Cela faisait deux heures qu’il essayait de lui faire entendre raison. Mais l’homme résistait… Le gorille blond ne savait pas à quoi le gars se raccrochait. Peut-être à l’espoir que Saddam lui donnerait l’accolade pour avoir su garder son secret. Toucher le dictateur ! Sentir de tout près son délicat parfum de Gitane Maïs froide sans filtre ! Et, cerise sur le loukoum, il rêvait sûrement que le chef du monde captif lui ferait l’honneur d’un mot, rien que pour lui.
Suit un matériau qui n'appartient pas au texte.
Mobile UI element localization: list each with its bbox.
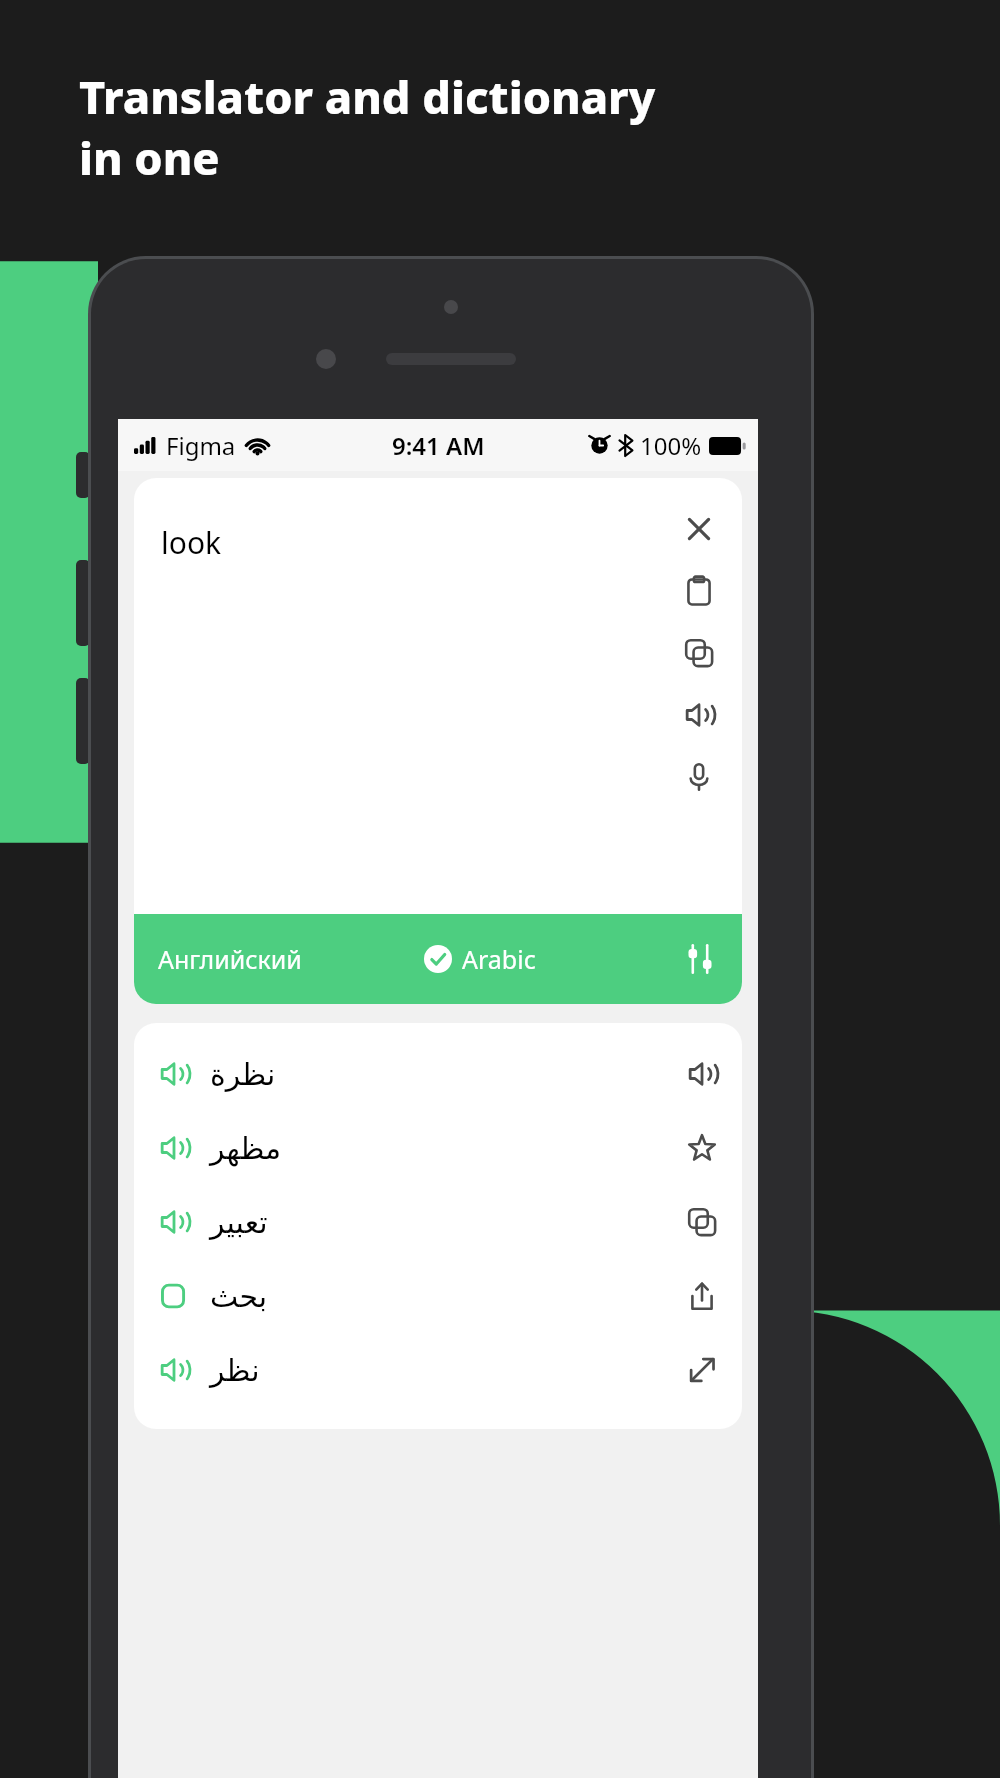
button[interactable]: نظرة <box>134 1037 742 1111</box>
button[interactable]: Swap languages <box>682 941 718 977</box>
button[interactable]: تعبير <box>134 1185 742 1259</box>
staticText: Arabic <box>462 942 536 976</box>
button[interactable]: Listen <box>678 694 720 736</box>
button[interactable]: Voice input <box>678 756 720 798</box>
staticText: 100% <box>640 429 702 462</box>
button[interactable]: Английский <box>134 914 742 1004</box>
button[interactable]: Paste <box>678 570 720 612</box>
button[interactable]: Copy <box>678 632 720 674</box>
staticText: in one <box>79 127 220 188</box>
staticText: Translator and dictionary <box>79 66 656 127</box>
button[interactable]: مظهر <box>134 1111 742 1185</box>
staticText: look <box>161 522 222 563</box>
staticText: Figma <box>166 429 236 462</box>
staticText: تعبير <box>210 1205 686 1240</box>
button[interactable]: Clear <box>678 508 720 550</box>
staticText: نظر <box>210 1353 686 1388</box>
button[interactable]: بحث <box>134 1259 742 1333</box>
staticText: مظهر <box>210 1131 686 1166</box>
staticText: 9:41 AM <box>392 429 485 462</box>
staticText: نظرة <box>210 1057 686 1092</box>
staticText: Английский <box>158 942 424 976</box>
staticText: بحث <box>210 1279 686 1314</box>
button[interactable]: نظر <box>134 1333 742 1407</box>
Même à titre posthume, c’était une grâce qui valait son pesant de patacouèque !

San-Milton, en pensant à sa main, mourait d’envie de remettre en circulation une de ses fameuses baffes, qui pulvérisaient une tête en moins d’une seconde. Il se plut à comparer l’efficacité légendaire de sa célèbre taloche avec la non moins connue marque de rasoirs Gillette. Avec le Gillette G2, disait l’accroche publicitaire, « la première lame coupe le poil et le tire, la seconde peut le couper avant qu’il se rétracte ». Avec lui, on aurait pu dire : « le souffle de la claque étonne la tête et l’aspire, le choc l’explose avant qu’elle ait eu le temps de dire ouf ! ».

Cela faisait longtemps qu’il n’avait pas eu l’occasion de la tester à nouveau, et il se demandait s’il n’avait pas molli…

Pourtant, à le voir, personne n’aurait pu dire de lui qu’il s’était affaibli. Au contraire. C’était une véritable armoire landaise, entièrement bâtie en muscles de béton armé. Bouygues, en le croisant, l’aurait trouvé plus solide qu’une maison de maçon !

A l’école Jean-Jacques Oubien, chaperonnée par la C.I.A. qui formait les meilleurs agents solo et gardes du corps du monde, San Milton avait passé les derniers mois à faire, comme il le disait, du « body sculpting ».

C’était facile de voir que ce pauvre mercenaire, en face de lui, qui devait toucher une solde de trois dinars par mois, ne savait même pas ce qu’était un appareil de muscu…

San-Milton alla se rafraîchir, se passant un peu d’eau au robinet callipyge de l’unique lavabo. Il faisait une chaleur terrible, sous le soleil brûlant de Rangoon. En Birmanie, on n’avait pas l’air de savoir ce qu’était un climatiseur Carrier…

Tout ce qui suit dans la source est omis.